BEIJING, China (Reuters) -- Bird flu has infected a farmer in China's first human case in months, killed an Indonesian teenager and spread deeper in Vietnam in a flare-up of infections mirroring past winters.
A second Indonesian bird flu victim, a 37-year-old woman from Banten Province on Java island, was in hospital on Wednesday, the World Health Organization (WHO) said.
Most human victims of bird flu have contracted the virus from infected birds, usually chickens, ducks or geese and there is usually a surge in cases during cooler months when the virus seems to thrive.
The 37-year-old Chinese man from the eastern province of Anhui kept backyard birds, but as in other human bird flu cases in China there was no reported poultry outbreak in the area, raising questions as to how he contracted the virus.
The man developed symptoms of fever and pneumonia early last month and was discharged from hospital on Saturday, the state-run Health News said.
"In China, the challenge is now to identify where this virus is hiding and how it is circulating," Henk Bekedam, the WHO's China representative, told Reuters.
China has reported 22 human cases, including 14 deaths, since 2003 and, with the world's largest poultry population and millions of backyard birds roaming free, it is seen as a center in the fight against the virus.

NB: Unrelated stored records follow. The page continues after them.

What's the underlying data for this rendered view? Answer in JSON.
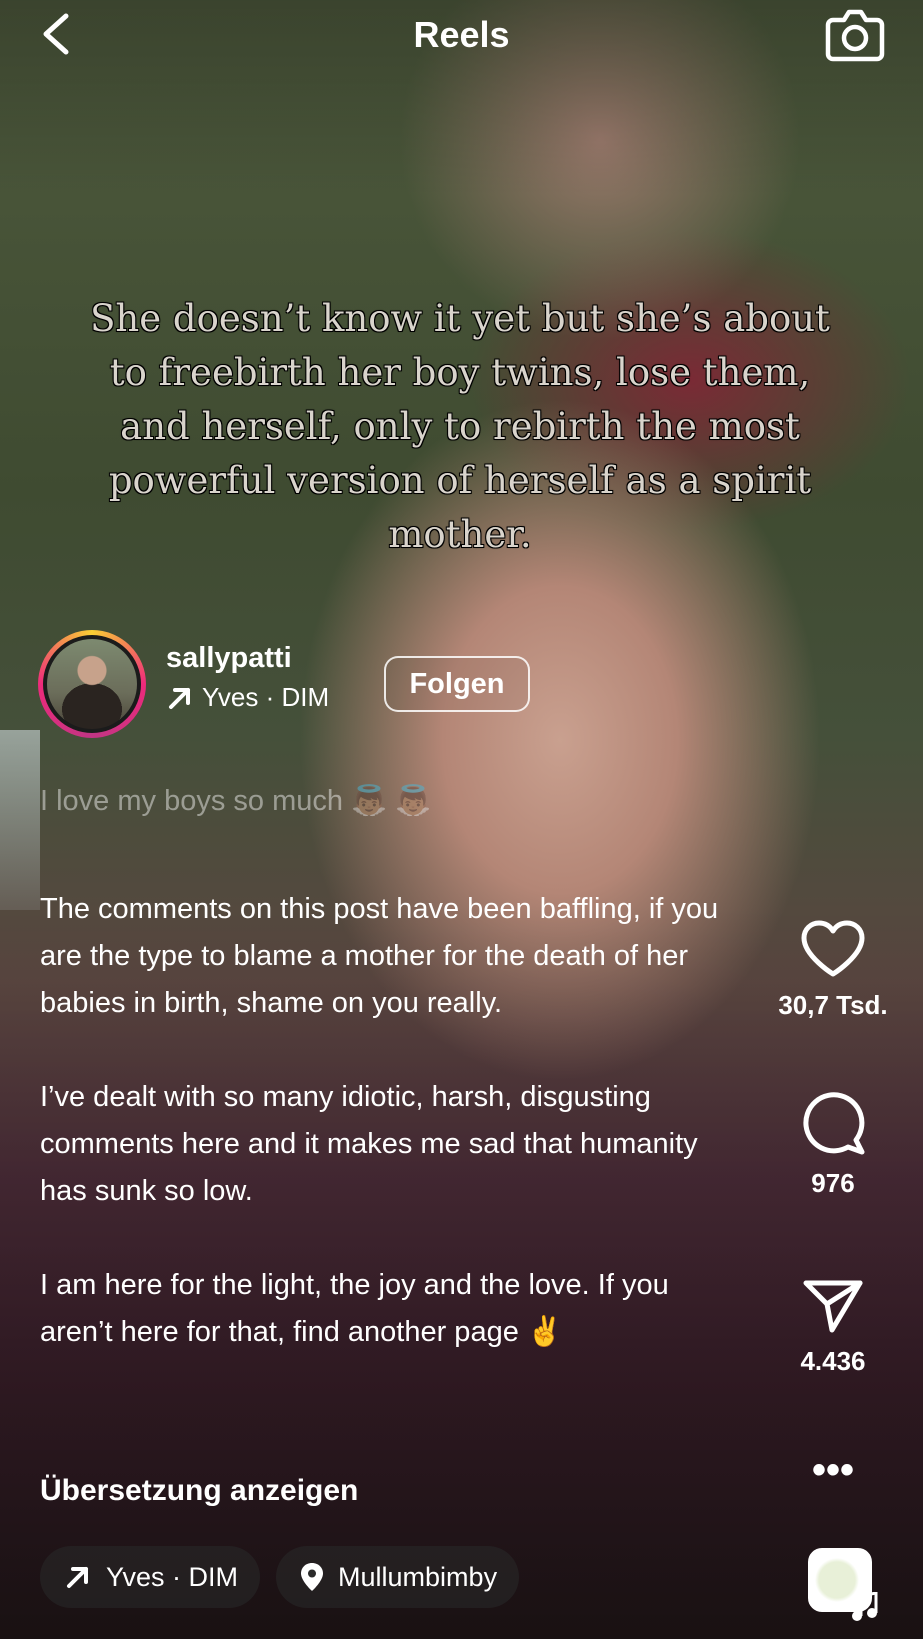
{
  "header": {
    "title": "Reels"
  },
  "overlay_text": "She doesn’t know it yet but she’s about to freebirth her boy twins, lose them, and herself, only to rebirth the most powerful version of herself as a spirit mother.",
  "author": {
    "username": "sallypatti",
    "audio_label": "Yves · DIM",
    "follow_label": "Folgen"
  },
  "caption_faded_line": "I love my boys so much 👼🏽 👼🏽",
  "caption": "The comments on this post have been baffling, if you are the type to blame a mother for the death of her babies in birth, shame on you really.\n\nI’ve dealt with so many idiotic, harsh, disgusting comments here and it makes me sad that humanity has sunk so low.\n\nI am here for the light, the joy and the love. If you aren’t here for that, find another page ✌️",
  "translate_label": "Übersetzung anzeigen",
  "chips": {
    "audio": "Yves · DIM",
    "location": "Mullumbimby"
  },
  "actions": {
    "likes": "30,7 Tsd.",
    "comments": "976",
    "shares": "4.436",
    "more": "•••"
  },
  "icons": {
    "back": "chevron-left-icon",
    "camera": "camera-icon",
    "like": "heart-icon",
    "comment": "comment-bubble-icon",
    "share": "paper-plane-icon",
    "audio": "arrow-up-right-icon",
    "location": "map-pin-icon",
    "music": "music-note-icon"
  }
}
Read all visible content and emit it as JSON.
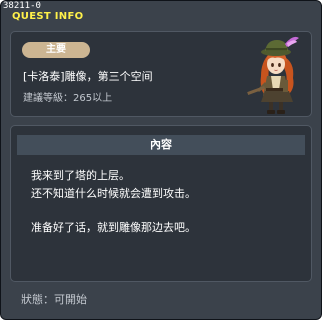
{
  "window": {
    "quest_id": "38211-0",
    "title": "QUEST INFO"
  },
  "summary": {
    "badge_label": "主要",
    "quest_name": "[卡洛泰]雕像，第三个空间",
    "recommended_level": "建議等級：265以上"
  },
  "content": {
    "header": "內容",
    "lines": [
      "我来到了塔的上层。",
      "还不知道什么时候就会遭到攻击。",
      "",
      "准备好了话，就到雕像那边去吧。"
    ]
  },
  "status": {
    "text": "狀態：可開始"
  },
  "colors": {
    "title_yellow": "#fff14a",
    "badge_tan": "#ccb592",
    "window_bg": "#3b424b",
    "panel_bg": "#2d333b",
    "header_bg": "#434e5a"
  },
  "icons": {
    "npc": "npc-portrait-icon"
  }
}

Bekedam said that as vaccination rates for birds improve in China, detecting avian influenza becomes harder and harder, offering a possible explanation for why there was no reported outbreak where the farmer lived.
Indonesia has the highest human death toll from bird flu of any nation, and on Wednesday that number grew to 58 when a boy, from Tangerang near Jakarta, died, said the head of the Indonesian health ministry's bird flu center Runizar Ruesin.

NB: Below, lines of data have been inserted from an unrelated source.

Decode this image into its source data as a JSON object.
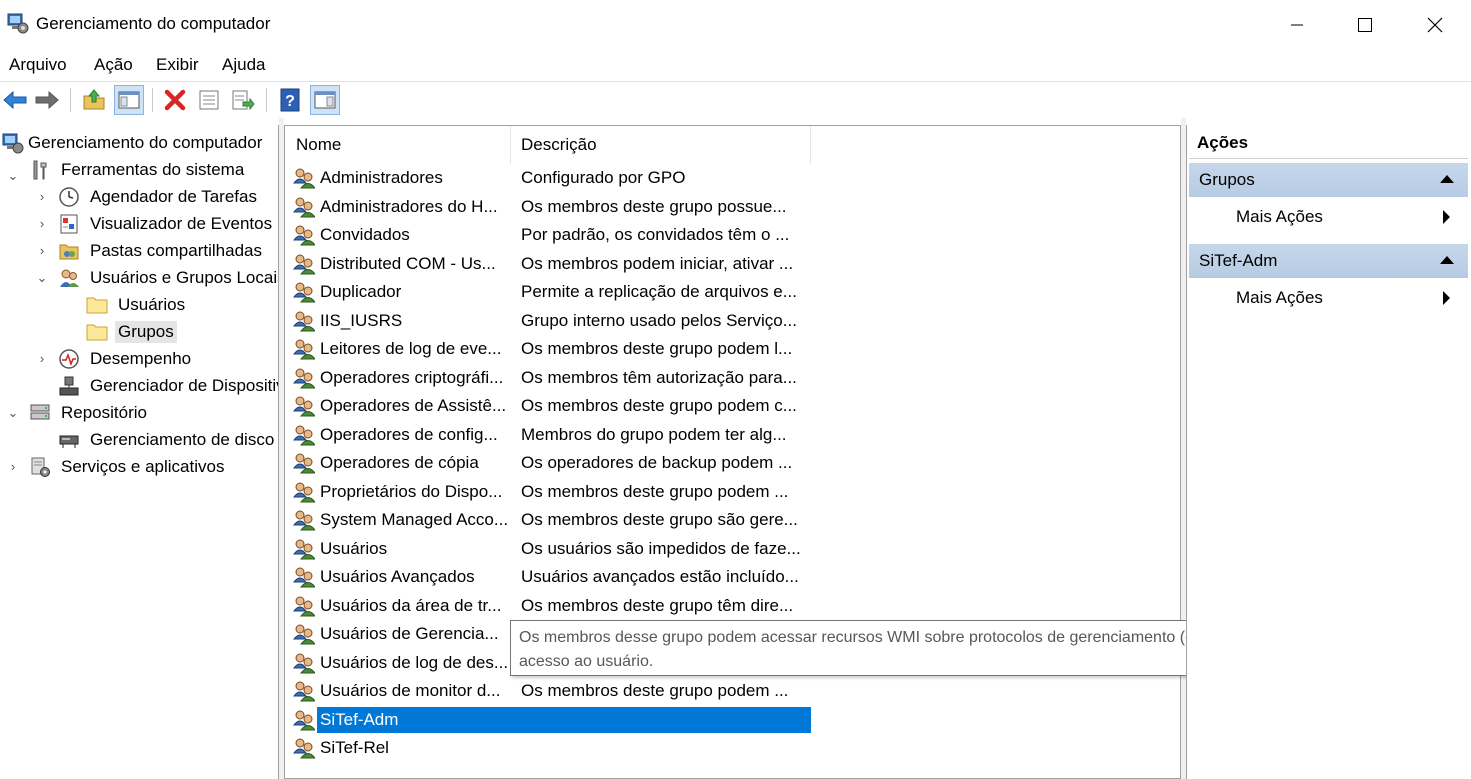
{
  "window": {
    "title": "Gerenciamento do computador",
    "minimize": "minimize-icon",
    "maximize": "maximize-icon",
    "close": "close-icon"
  },
  "menu": [
    "Arquivo",
    "Ação",
    "Exibir",
    "Ajuda"
  ],
  "toolbar": [
    "back-arrow-icon",
    "forward-arrow-icon",
    "up-folder-icon",
    "show-hide-tree-icon",
    "delete-icon",
    "properties-icon",
    "export-list-icon",
    "help-icon",
    "show-hide-action-pane-icon"
  ],
  "tree": [
    {
      "label": "Gerenciamento do computador",
      "icon": "computer-management-icon",
      "level": 0,
      "expander": ""
    },
    {
      "label": "Ferramentas do sistema",
      "icon": "system-tools-icon",
      "level": 1,
      "expander": "expanded"
    },
    {
      "label": "Agendador de Tarefas",
      "icon": "task-scheduler-icon",
      "level": 2,
      "expander": "collapsed"
    },
    {
      "label": "Visualizador de Eventos",
      "icon": "event-viewer-icon",
      "level": 2,
      "expander": "collapsed"
    },
    {
      "label": "Pastas compartilhadas",
      "icon": "shared-folders-icon",
      "level": 2,
      "expander": "collapsed"
    },
    {
      "label": "Usuários e Grupos Locais",
      "icon": "users-groups-icon",
      "level": 2,
      "expander": "expanded"
    },
    {
      "label": "Usuários",
      "icon": "folder-icon",
      "level": 3,
      "expander": ""
    },
    {
      "label": "Grupos",
      "icon": "folder-icon",
      "level": 3,
      "expander": "",
      "selected": true
    },
    {
      "label": "Desempenho",
      "icon": "performance-icon",
      "level": 2,
      "expander": "collapsed"
    },
    {
      "label": "Gerenciador de Dispositivos",
      "icon": "device-manager-icon",
      "level": 2,
      "expander": ""
    },
    {
      "label": "Repositório",
      "icon": "storage-icon",
      "level": 1,
      "expander": "expanded"
    },
    {
      "label": "Gerenciamento de disco",
      "icon": "disk-management-icon",
      "level": 2,
      "expander": ""
    },
    {
      "label": "Serviços e aplicativos",
      "icon": "services-apps-icon",
      "level": 1,
      "expander": "collapsed"
    }
  ],
  "list": {
    "columns": [
      "Nome",
      "Descrição"
    ],
    "rows": [
      {
        "name": "Administradores",
        "desc": "Configurado por GPO"
      },
      {
        "name": "Administradores do H...",
        "desc": "Os membros deste grupo possue..."
      },
      {
        "name": "Convidados",
        "desc": "Por padrão, os convidados têm o ..."
      },
      {
        "name": "Distributed COM - Us...",
        "desc": "Os membros podem iniciar, ativar ..."
      },
      {
        "name": "Duplicador",
        "desc": "Permite a replicação de arquivos e..."
      },
      {
        "name": "IIS_IUSRS",
        "desc": "Grupo interno usado pelos Serviço..."
      },
      {
        "name": "Leitores de log de eve...",
        "desc": "Os membros deste grupo podem l..."
      },
      {
        "name": "Operadores criptográfi...",
        "desc": "Os membros têm autorização para..."
      },
      {
        "name": "Operadores de Assistê...",
        "desc": "Os membros deste grupo podem c..."
      },
      {
        "name": "Operadores de config...",
        "desc": "Membros do grupo podem ter alg..."
      },
      {
        "name": "Operadores de cópia",
        "desc": "Os operadores de backup podem ..."
      },
      {
        "name": "Proprietários do Dispo...",
        "desc": "Os membros deste grupo podem ..."
      },
      {
        "name": "System Managed Acco...",
        "desc": "Os membros deste grupo são gere..."
      },
      {
        "name": "Usuários",
        "desc": "Os usuários são impedidos de faze..."
      },
      {
        "name": "Usuários Avançados",
        "desc": "Usuários avançados estão incluído..."
      },
      {
        "name": "Usuários da área de tr...",
        "desc": "Os membros deste grupo têm dire..."
      },
      {
        "name": "Usuários de Gerencia...",
        "desc": ""
      },
      {
        "name": "Usuários de log de des...",
        "desc": ""
      },
      {
        "name": "Usuários de monitor d...",
        "desc": "Os membros deste grupo podem ..."
      },
      {
        "name": "SiTef-Adm",
        "desc": "",
        "selected": true
      },
      {
        "name": "SiTef-Rel",
        "desc": ""
      }
    ],
    "tooltip": {
      "line1": "Os membros desse grupo podem acessar recursos WMI sobre protocolos de gerenciamento (como o WS-Management atravé",
      "line2": "acesso ao usuário."
    }
  },
  "actions": {
    "header": "Ações",
    "groups": [
      {
        "title": "Grupos",
        "item": "Mais Ações"
      },
      {
        "title": "SiTef-Adm",
        "item": "Mais Ações"
      }
    ]
  }
}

The boy was admitted to hospital in the capital last week and deaths among poultry in his neighborhood had recently been reported, the WHO said in a statement posted on its Web site.
Muhammad Nadirin, another official at the country's bird flu center, said hospital staff had to take extra care washing the boy's corpse because of concerns the virus might infect them.

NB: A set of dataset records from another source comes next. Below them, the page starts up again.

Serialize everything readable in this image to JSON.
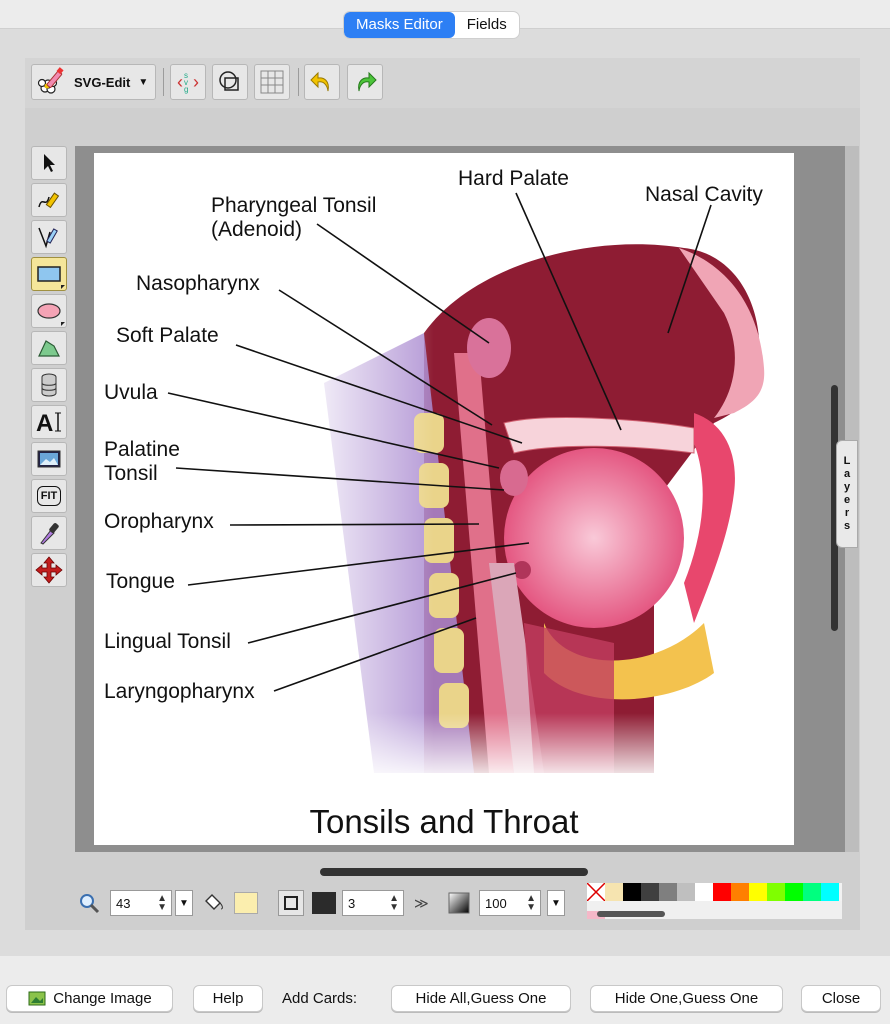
{
  "tabs": {
    "masks_editor": "Masks Editor",
    "fields": "Fields"
  },
  "toolbar": {
    "svg_edit_label": "SVG-Edit",
    "buttons": [
      "svg-source-icon",
      "wireframe-icon",
      "grid-icon",
      "undo-icon",
      "redo-icon"
    ]
  },
  "left_tools": [
    "select-tool",
    "pencil-tool",
    "path-tool",
    "rectangle-tool",
    "ellipse-tool",
    "polygon-tool",
    "database-tool",
    "text-tool",
    "image-tool",
    "fit-tool",
    "eyedropper-tool",
    "move-tool"
  ],
  "fit_label": "FIT",
  "layers_label": "Layers",
  "image": {
    "title": "Tonsils and Throat",
    "labels": {
      "hard_palate": "Hard Palate",
      "nasal_cavity": "Nasal Cavity",
      "pharyngeal_1": "Pharyngeal Tonsil",
      "pharyngeal_2": "(Adenoid)",
      "nasopharynx": "Nasopharynx",
      "soft_palate": "Soft Palate",
      "uvula": "Uvula",
      "palatine_1": "Palatine",
      "palatine_2": "Tonsil",
      "oropharynx": "Oropharynx",
      "tongue": "Tongue",
      "lingual": "Lingual Tonsil",
      "laryngopharynx": "Laryngopharynx"
    }
  },
  "bottom": {
    "zoom": "43",
    "stroke_width": "3",
    "opacity": "100",
    "more": "≫"
  },
  "palette": [
    "#000000",
    "#3f3f3f",
    "#7f7f7f",
    "#bfbfbf",
    "#ffffff",
    "#ff0000",
    "#ff7f00",
    "#ffff00",
    "#7fff00",
    "#00ff00",
    "#00ff7f",
    "#00ffff"
  ],
  "footer": {
    "change_image": "Change Image",
    "help": "Help",
    "add_cards": "Add Cards:",
    "hide_all": "Hide All,Guess One",
    "hide_one": "Hide One,Guess One",
    "close": "Close"
  }
}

"He was washed using special protection methods to prevent contagion," but added he didn't know if it could be transmitted from human-to-human this way.
The H5N1 virus mostly affects birds, but it has infected 263 people in 10 countries since 2003, killing 157 of them.
Scientists fear the virus could mutate and spread rapidly between people, triggering a pandemic that could sweep the globe in weeks and possibly kill millions.
An adviser to the White House said on Monday the number of people that could die in a flu pandemic that matches the 1918-19 outbreak will be "very scary" and far higher than the 62 million deaths forecast by a recent study by Harvard University.
The 1918-19 "Spanish influenza" pandemic killed anywhere from 20 million to 100 million people.
In Vietnam, bird flu has been confirmed in a fourth Vietnamese province after tests on 70 ducks showed they had died from the H5N1 virus, a government report said on Wednesday.
The results of tests on ducks found dead at the weekend prompted health workers to slaughter around 1,800 more ducks in two communes of Kien Giang province in the southern Mekong Delta, the Animal Health Department report said.
The virus that first struck the delta region in late 2003 re-emerged last month. Vietnam has had no human H5N1 cases since November 2005.